Additional information for the time machine

Age at death: Since it is impossible to know exactly when one will pass, you can set and change your age of death. This option will allow you to plan for different scenarios.
The TIME MACHINE will end on December 31st of the set year of passing (or that of your spouse, if it consists of a later date). Death always occurs on Dec 31st and final tax calculation is done. This calculation assumes that all inheritances will go tax-free to the widow(er), when allowed to do so by legislation. If the account/property is not held jointly and a spouse is not named as a beneficiary, it'll pass to the Estate.
If there is a surviving spouse, pension, CPP/QPP and OAS survivor benefits will be calculated along with any life insurance proceeds..
Tax inputs
For the first year, the TIME MACHINE requires to know how much taxes and deductions that you have already paid. It needs to know how much room is currently available for RRSP, TFSA and FHSA contributions. It will ask about any taxes and benefits already paid and received up to now (this includes payments at-source from your employer, paid instalments, and withholding taxes). You can obtain this information from your pay slips and from the CRA website. Only relevant information is asked for, such that it won't ask for the RRSP room if you are over 71, nor the TFSA room if you did not input a TFSA account, nor the Canadian Child Benefits you are receiving if you have no young children.
If you are already collecting the OAS or will this year, please enter `Previous year taxable income'. It is used to calculate OAS and OAS benefits (GIS and Allowance) payments accurately. You can get that number from your last tax return. Do not include OAS and OAS benefits income in that amount.
If you are already collecting OAS, CPP or QPP, then please enter the annual amount that you are receiving.
If you are already collecting US Social Security, we may also require you to enter the amount you are receiving in USD/month

The TIME MACHINE also needs to know any other income generated by your investments in non-registered accounts year-to-date. This will make tax calculations for the current year more accurate. Include values of the distributions you have received in all Non-Registered accounts owned by you or jointly with your spouse, but not your CCPC. For non-registered accounts owned by your spouse, the corresponding amounts should be entered separately on their form that will appear on the following screen after yours. Enter the gross amounts for interest and foreign dividends, eligible dividends (from Canadian public corporations), and non-eligible dividends (only if you personally invested in a CCPC that is not your own). Also enter any gross realized capital gains (not reduced by losses) year-to-date. Realized capital losses for the current year are entered separately. You will also need to enter the amount of losses carried forward from previous years.

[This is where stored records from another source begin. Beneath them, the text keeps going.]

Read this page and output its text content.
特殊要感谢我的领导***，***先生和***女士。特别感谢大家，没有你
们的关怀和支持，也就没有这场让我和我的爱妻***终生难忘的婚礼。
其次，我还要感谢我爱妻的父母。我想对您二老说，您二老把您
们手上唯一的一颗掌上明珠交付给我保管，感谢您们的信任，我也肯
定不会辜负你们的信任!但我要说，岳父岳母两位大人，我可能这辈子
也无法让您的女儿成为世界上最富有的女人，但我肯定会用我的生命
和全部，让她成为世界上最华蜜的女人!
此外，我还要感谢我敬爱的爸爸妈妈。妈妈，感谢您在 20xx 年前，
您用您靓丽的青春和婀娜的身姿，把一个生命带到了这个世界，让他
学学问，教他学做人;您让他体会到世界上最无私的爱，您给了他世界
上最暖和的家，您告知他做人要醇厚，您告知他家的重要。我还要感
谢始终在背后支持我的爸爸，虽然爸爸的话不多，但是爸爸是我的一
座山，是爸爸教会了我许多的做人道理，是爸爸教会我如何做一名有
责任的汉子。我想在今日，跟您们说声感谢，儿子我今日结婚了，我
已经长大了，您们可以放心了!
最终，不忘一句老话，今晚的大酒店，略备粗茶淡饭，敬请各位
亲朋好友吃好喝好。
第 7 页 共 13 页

If you set to have the Alternative Minimum Tax calculated (in your PREFERENCES) you will also be asked for the amounts of minimum tax you have paid in the last 7 years. You should enter only the Federal amount or the Québec amount as appropriate.


The Save values for this session? box can be checked if you do not need to go over these inputs before running the TIME MACHINE next time.

Note if there is a defined benefit pension plan.
You will receive an alert if you have entered a Defined Benefit Pension Plan and the set age of death for the holder is before the pension is to begin. If you estimate your passing to occur before the start of the pension, the commuted value can be estimated in the TIME MACHINE using an actuarial calculation, and the pension will surrender the calculated value as a taxable lump sum to the estate, or if there is a spouse and they own an RRSP, the funds will be transferred there tax free. A surviving spouse could also have the option of receiving an immediate ongoing pension but we have not implemented that option.
You will be able to see the TIME MACHINE estimate but bear in mind that it is only a gross estimate and could be very inaccurate. If you have set your contribution to the plan to go until the start of the pension, we first adjust the amount of the pension by reducing the years of service. The interest rate we use in the calculation is the inflation rate at the date set (which should be close to the average 5-year personal deposit rate used by major banks, and therefore by many pension plans). We use the Annuity 2000 Basic mortality table. We consider if the pension is indexed, but do not consider the value of any survivor guarantees or other features of the pension.